Which part of the translator should catch an error like "invalid number format"?

K

koi com2015-03-30 12:20:38

Programming

koi com, 2015-03-30 12:20:38

I am writing a term paper - a high-level language translator. At the stage of writing a lexical analysis, the question arose about when and where to check an integer literal for validity (for example, does it start from zero, ala 0978)? The task of lexical analysis is to extract tokens that are subsets of the alphabet of the language, I do not think that it should check the validity of numbers.
Here is the grammar rule that sets the pattern for integers:
<number> -> <number>|<number><number>
<number> -> 0|1|2|3|4|5|6|7|8|9
Waiting for suggestions , arguments, links to resources, books, etc.

Reply

Answer the question

In order to leave comments, you need to log in

4 answer(s)

L

lam0x86, 2015-03-30
@lam0x86

At the stage of lexical analysis, it is not always possible to check the validity of a lexeme. Let's say the data type int32 (a conventional name for a type containing a signed 32-bit integer) can store a number in the range [-214748364 8 ; 214748364 7 ]. At the same time, the constant expression "2147483648" is considered invalid, and the same thing, but with a minus sign "-2147483648" is quite valid. Ideally, the lexical analyzer should not know about the sign of the number. Determining whether unary or binary is a minus (or maybe the language supports intervals like "10-100" or some other exotic) lies on the shoulders of the parser.
However, basic token validity analysis is indeed easier to do in a lexical analyzer.
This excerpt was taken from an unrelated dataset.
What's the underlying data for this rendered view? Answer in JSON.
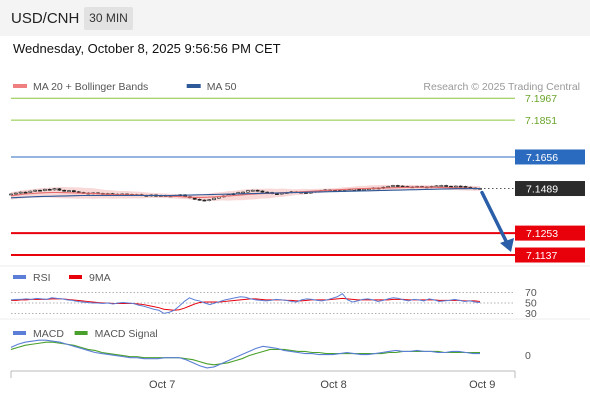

For example, string literals are most often checked for the validity of escape characters in the process of lexical analysis. The earlier an error is found, the easier it is to restore the erroneous state of the analyzer.

X

xmoonlight, 2015-03-30
@xmoonlight

Immediately after receiving <number>

V

Vapaamies, 2015-03-30
@vapaamies

Where the resulting nonterminal is interpreted as a number.

M

Mikhail Potanin, 2015-04-09
@potan

Here the question is whether invalid numbers are included in the alphabet of the language. If not included, check the very place in the lexer.